The US airframer instituted a flight ban on its two remaining prototypes following the fatal crash of its initial flight-test vehicle (N525TA) on 6 July 2016.

But speaking on a pre-Paris air show media call on 5 June, Bell chief executive Mitch Snyder said that re-assembly of its two remaining test aircraft was almost complete.

"We are preparing for flight and expect to be in the air in the near term," he says, although declines to offer a specific timeline. Ground runs are also yet to take place, he admits.

In addition, two production-standard 525s are "coming together" at its Amarillo, Texas site. The first will be complete this year, says Snyder, with the second aircraft finished in early 2018.

Bell had previously indicated that both production-representative aircraft would be complete this year.

Snyder says its "current plan" is to obtain US Federal Aviation Administration in late 2018, leading to first delivery early the following year.

Two experimental test pilots were killed in the 2016 accident, which occurred during high-speed testing near its Fort Worth facility in Texas.

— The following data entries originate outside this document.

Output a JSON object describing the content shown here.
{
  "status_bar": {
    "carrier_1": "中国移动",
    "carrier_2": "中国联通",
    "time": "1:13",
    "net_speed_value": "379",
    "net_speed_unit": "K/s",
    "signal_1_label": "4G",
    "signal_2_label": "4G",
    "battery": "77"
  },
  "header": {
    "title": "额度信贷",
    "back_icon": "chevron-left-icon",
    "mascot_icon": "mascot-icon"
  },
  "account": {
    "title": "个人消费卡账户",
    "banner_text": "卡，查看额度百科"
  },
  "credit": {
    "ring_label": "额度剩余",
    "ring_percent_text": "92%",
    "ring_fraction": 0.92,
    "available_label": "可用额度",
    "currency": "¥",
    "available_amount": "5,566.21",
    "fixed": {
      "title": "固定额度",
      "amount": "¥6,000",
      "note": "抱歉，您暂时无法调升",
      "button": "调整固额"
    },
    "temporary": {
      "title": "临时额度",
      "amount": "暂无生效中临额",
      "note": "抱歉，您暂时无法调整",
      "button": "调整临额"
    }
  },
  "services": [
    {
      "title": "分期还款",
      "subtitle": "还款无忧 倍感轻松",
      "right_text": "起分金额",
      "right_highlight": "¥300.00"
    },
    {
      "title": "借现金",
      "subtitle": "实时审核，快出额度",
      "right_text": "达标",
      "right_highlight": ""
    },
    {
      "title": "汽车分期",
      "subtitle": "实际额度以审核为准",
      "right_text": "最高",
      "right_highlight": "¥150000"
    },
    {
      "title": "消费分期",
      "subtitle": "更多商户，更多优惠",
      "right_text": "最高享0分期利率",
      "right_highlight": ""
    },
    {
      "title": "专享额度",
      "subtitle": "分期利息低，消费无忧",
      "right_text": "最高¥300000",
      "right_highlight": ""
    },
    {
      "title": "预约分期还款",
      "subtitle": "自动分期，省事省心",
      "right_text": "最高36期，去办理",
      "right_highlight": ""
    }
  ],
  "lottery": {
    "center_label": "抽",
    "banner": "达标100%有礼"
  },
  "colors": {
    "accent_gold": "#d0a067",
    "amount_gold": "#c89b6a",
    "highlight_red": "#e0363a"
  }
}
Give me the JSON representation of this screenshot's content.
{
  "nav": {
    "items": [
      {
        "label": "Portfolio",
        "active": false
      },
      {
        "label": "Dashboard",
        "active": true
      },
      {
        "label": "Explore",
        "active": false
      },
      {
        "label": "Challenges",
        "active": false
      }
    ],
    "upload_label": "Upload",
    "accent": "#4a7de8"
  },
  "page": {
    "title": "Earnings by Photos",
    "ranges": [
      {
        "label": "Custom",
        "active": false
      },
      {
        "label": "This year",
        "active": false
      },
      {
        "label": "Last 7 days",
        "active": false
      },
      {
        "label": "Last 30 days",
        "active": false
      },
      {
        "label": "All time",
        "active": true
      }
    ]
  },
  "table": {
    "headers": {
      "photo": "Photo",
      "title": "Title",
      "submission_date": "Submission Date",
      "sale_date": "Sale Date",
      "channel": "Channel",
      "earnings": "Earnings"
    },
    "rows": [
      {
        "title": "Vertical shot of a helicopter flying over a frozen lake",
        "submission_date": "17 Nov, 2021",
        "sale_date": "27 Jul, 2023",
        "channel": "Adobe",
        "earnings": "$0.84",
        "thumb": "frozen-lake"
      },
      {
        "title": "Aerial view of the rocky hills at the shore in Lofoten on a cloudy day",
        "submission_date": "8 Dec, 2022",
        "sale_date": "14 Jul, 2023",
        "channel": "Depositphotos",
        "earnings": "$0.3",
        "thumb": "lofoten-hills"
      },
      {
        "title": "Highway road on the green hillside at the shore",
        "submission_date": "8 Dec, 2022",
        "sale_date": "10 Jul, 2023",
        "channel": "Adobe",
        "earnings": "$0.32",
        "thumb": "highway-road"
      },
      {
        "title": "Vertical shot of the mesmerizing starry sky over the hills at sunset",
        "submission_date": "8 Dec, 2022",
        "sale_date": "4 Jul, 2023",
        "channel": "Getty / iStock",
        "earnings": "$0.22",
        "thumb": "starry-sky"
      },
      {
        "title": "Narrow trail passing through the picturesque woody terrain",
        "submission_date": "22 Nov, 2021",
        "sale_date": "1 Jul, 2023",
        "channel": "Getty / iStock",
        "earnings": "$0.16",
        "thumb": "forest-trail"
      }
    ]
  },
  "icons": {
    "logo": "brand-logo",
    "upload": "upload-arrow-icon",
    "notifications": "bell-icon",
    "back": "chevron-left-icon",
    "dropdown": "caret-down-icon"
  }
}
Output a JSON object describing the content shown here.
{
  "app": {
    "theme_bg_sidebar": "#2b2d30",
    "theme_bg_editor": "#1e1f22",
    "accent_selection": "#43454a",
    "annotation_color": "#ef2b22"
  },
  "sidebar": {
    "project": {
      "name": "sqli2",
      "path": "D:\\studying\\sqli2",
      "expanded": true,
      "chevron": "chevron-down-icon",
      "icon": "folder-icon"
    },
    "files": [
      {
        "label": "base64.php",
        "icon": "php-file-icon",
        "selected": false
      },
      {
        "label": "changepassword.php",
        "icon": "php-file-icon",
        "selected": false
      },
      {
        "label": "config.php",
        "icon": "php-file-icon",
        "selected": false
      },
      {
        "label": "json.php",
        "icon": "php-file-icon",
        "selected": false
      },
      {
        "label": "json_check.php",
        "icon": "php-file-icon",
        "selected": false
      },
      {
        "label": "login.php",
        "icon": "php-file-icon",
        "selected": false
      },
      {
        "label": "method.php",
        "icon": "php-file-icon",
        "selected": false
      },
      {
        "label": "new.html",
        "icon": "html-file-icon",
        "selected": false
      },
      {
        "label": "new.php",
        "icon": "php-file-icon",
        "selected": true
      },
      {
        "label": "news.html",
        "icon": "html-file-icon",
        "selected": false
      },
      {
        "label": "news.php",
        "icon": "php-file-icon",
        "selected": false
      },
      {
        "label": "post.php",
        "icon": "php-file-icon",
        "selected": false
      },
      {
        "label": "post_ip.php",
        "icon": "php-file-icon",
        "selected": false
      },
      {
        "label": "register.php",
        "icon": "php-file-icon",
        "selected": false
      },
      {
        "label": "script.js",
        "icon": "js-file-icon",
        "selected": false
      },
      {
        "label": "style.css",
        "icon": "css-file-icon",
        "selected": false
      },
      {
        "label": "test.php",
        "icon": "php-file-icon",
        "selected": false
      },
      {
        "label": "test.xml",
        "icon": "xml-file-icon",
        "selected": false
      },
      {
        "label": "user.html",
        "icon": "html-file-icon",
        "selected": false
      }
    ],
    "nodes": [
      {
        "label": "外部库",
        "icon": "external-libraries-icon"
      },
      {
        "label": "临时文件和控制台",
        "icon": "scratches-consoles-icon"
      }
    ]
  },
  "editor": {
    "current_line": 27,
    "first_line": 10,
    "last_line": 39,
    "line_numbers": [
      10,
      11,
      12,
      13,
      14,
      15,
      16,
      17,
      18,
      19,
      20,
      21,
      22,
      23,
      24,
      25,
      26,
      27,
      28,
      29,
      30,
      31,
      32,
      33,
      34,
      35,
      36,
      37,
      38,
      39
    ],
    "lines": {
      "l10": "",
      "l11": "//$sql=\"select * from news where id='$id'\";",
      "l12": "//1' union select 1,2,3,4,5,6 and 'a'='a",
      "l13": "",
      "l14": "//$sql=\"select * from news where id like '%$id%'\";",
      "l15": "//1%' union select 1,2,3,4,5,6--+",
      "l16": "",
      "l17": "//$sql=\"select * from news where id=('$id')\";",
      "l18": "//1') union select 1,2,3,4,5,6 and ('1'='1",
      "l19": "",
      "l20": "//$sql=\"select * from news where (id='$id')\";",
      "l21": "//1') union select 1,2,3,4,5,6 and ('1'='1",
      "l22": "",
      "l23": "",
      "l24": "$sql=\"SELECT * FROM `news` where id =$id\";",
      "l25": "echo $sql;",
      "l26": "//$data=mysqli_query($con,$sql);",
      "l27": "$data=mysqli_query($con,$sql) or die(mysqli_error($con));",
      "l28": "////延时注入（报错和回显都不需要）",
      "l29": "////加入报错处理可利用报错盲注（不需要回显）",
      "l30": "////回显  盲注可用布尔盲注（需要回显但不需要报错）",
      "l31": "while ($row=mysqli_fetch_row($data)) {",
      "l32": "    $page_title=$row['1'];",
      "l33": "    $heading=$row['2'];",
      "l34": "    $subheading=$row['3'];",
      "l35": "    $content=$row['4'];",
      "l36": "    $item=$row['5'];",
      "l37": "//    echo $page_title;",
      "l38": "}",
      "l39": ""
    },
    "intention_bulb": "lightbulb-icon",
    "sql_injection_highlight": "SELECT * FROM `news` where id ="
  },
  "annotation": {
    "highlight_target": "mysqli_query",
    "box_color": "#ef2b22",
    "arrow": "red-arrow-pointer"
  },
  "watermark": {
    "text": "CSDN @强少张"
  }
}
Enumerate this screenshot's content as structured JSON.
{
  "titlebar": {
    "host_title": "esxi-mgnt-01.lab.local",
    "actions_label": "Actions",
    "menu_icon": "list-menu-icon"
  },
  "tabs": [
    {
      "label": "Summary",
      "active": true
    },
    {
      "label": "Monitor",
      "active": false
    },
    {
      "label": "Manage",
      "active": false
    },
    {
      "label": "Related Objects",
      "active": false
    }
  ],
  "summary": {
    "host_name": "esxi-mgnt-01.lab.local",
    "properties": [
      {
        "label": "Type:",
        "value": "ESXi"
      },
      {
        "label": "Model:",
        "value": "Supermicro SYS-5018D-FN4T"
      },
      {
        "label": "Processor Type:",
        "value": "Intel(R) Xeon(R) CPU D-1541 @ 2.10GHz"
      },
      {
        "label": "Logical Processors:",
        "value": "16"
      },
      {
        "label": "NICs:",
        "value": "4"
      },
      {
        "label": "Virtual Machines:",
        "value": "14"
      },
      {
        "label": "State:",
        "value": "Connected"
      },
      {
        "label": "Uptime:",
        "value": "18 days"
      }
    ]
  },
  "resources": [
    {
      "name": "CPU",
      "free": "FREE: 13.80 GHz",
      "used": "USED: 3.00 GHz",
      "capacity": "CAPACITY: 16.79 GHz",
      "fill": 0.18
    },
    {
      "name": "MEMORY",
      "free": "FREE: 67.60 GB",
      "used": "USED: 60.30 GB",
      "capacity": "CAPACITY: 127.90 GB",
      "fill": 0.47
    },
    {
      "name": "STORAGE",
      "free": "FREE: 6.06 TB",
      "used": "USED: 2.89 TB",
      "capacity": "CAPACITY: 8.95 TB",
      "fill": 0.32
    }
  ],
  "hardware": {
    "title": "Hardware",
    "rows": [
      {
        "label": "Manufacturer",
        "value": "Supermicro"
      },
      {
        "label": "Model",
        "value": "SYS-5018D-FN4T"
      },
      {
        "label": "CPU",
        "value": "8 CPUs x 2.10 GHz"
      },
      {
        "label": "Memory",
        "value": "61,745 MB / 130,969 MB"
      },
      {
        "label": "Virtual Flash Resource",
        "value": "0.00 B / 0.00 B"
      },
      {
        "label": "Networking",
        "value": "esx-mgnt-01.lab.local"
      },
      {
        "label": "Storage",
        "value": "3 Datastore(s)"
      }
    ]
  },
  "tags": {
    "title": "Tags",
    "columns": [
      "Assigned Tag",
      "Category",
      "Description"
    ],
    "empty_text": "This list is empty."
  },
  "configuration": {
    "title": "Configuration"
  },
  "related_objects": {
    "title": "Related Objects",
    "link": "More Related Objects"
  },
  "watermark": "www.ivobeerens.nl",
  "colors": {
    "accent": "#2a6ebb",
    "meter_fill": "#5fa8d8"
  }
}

Initial information from the US National Transportation Safety Board suggested that the helicopter had broken apart in mid-air after its rotors contacted both the tail boom and nose of the aircraft.

Meanwhile, the manufacturer says that FAA and European certification for its 505 Jet Ranger X light-single is "imminent".

It received Transport Canada approval for the Safran Helicopter Engines Arrius 2R-powered helicopter in December 2016. FAA certification was previously expected in the first quarter of this year.